Senior II

Solved

Why is there so much latency in my interrupt?

Forum|Forum|4 years ago
February 15, 2022
12 replies
8851 views

I am working with the STM32 Nucleo-64 development board, which has an STM32L476R microcontroller. My SystemCoreClock is 16 MHz and TIM17 is clocked at 4 MHz. To my surprise, the code below only works well (the timer doesn't miss the next interrupt and wraps around) if I increment with at least 23:

#pragma GCC push_options
#pragma GCC optimize ("O3")
 
void TIM1_TRG_COM_TIM17_IRQHandler(void) {
 GPIOC->BSRR = 0x00000400; // Set test pin PC10 high
 GPIOC->BSRR = 0x04000000; // Set test pin PC10 low
 TIM17->SR = 0; // Clear interrupt flags
 TIM17->CCR1 += 23; // OK
// TIM17->CCR1 += 22; // Not ok
}
 
#pragma GCC pop_options

Now, 23 timer ticks corresponds to 23 x 4 = 92 CPU clock cycles and it seems unlikely that the 4 lines of code would occupy 92 instructions.

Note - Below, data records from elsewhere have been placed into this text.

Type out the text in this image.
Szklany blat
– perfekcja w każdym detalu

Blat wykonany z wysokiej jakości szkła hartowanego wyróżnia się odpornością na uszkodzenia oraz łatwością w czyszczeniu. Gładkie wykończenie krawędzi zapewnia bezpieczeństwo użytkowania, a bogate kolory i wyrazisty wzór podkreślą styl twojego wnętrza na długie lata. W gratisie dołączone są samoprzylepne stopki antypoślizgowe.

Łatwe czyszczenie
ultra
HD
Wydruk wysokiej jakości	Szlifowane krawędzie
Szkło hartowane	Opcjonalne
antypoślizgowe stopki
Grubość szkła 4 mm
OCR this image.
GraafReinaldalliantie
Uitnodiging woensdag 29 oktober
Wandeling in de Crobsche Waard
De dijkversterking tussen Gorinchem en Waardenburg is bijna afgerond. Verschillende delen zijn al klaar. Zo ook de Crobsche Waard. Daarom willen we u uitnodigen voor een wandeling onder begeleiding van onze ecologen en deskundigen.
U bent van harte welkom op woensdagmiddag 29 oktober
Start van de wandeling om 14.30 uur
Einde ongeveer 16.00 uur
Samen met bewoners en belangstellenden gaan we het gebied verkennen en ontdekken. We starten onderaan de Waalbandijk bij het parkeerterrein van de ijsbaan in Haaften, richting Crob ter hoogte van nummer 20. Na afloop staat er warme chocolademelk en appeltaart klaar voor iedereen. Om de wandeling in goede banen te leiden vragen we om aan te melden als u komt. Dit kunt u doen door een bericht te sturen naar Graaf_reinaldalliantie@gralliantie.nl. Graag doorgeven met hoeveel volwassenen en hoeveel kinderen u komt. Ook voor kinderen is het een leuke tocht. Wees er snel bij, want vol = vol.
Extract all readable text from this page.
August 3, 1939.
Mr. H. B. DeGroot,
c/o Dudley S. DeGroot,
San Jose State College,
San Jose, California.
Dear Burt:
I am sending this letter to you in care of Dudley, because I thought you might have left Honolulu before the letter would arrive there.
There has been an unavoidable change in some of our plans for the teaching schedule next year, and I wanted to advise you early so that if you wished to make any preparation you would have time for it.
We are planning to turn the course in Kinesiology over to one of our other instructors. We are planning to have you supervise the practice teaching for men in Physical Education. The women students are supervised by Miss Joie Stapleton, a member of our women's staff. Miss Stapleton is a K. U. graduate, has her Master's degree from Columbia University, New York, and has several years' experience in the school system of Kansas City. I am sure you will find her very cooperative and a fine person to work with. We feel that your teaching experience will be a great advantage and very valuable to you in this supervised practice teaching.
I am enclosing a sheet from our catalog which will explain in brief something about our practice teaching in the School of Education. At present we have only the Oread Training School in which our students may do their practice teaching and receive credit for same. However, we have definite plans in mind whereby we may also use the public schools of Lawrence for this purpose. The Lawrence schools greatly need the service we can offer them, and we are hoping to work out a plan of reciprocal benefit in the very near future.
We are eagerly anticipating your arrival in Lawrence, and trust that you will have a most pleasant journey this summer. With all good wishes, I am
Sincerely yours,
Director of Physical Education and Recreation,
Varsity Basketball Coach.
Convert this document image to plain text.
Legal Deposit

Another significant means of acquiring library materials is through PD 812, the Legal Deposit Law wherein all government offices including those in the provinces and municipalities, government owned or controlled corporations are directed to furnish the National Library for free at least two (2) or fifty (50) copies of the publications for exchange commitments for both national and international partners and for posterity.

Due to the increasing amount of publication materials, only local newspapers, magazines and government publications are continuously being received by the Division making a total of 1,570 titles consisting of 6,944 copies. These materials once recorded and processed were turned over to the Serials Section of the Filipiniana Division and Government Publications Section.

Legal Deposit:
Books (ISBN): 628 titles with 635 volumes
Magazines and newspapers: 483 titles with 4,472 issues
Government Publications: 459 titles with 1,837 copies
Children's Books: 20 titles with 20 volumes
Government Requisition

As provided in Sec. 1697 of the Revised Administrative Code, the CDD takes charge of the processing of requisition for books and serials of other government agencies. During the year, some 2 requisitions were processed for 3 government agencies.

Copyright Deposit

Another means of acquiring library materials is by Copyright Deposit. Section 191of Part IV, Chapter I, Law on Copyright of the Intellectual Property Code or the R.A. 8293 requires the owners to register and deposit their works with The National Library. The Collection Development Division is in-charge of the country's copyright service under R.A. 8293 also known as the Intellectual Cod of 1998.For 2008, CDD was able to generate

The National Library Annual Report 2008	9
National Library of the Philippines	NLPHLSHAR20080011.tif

When I store the TIM17->CNT value in a global variable first thing in the interrupt routine above I can see that TIM17->CNT is 8 (!) more than TIM17->CCR1 meaning it took roughly 8 x 4 = 32 CPU clock instructions just to enter the interrupt routine! I tried to put the interrupt vector in RAM, but that made it worse! What am I doing wrong, why is there so much latency in my interrupt?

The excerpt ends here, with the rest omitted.